Open isarandi opened 6 years ago

isarandi commented 6 years ago

A feature idea. Not sure if it fits within the scope of this library or should be rather handled by the user, but this comes up quite often when using augmentation: We want to warp the image but not so much that important bits (keypoints) fall out of frame.

One solution is to carefully craft the ranges of translation/scaling/rotation for the particular dataset and hope that most keypoints will remain within the image frame after augmentation.

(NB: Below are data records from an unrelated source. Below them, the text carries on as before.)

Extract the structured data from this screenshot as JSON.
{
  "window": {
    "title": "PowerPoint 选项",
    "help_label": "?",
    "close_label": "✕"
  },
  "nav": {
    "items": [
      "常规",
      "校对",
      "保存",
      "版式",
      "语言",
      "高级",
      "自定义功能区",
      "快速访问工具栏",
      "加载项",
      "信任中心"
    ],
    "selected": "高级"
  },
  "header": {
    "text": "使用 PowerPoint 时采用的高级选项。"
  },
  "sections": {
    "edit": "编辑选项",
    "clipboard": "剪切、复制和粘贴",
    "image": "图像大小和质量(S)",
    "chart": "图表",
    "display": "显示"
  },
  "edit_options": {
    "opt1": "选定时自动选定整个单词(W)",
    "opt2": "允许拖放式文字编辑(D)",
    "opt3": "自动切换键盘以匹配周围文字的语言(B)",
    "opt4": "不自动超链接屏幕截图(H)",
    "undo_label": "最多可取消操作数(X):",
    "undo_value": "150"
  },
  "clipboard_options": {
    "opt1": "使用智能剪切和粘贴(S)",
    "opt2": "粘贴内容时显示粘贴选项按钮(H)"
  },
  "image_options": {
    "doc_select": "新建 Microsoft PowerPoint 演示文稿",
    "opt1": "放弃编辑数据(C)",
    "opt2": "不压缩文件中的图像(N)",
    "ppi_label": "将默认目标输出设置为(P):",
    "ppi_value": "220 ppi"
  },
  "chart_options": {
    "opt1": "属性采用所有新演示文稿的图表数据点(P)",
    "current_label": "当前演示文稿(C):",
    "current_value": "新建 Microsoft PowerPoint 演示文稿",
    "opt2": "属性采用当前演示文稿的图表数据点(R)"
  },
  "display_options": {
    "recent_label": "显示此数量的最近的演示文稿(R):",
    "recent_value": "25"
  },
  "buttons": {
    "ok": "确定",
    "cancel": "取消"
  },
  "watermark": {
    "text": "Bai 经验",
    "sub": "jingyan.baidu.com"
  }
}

Another approach, that I take now, is to sample new augmentations with aug.to_deterministic() in a loop until I get one where all keypoints remain within frame. This can of course slow things down significantly depending on the configuration. It may also happen that there doesn't even exist such a transform, so the number of trials should be limited.

This may be useful to have within imgaug, for example as a boolean argument to the augmenter functions that take keypoints as parameters (augment_keypoints, augment_batches). For example with a name like keep_keypoints_visible or force_keypoints_within_image_bounds or something better.

aleju commented 6 years ago

Setting reasonable ranges for the parameters and dropping bad augmentations is probably the best one can do with the library right now. Changing this to a parameter like keep_keypoints_visible would likely be very difficult to get into the library, because currently images and keypoints are augmented in completely separate steps and are only "synchronized" by the determinism, while such a parameter would require some kind of one-step handling. It would also break the current philosophy that parameters should only be sampled conditionally dependent on the random state and image shape.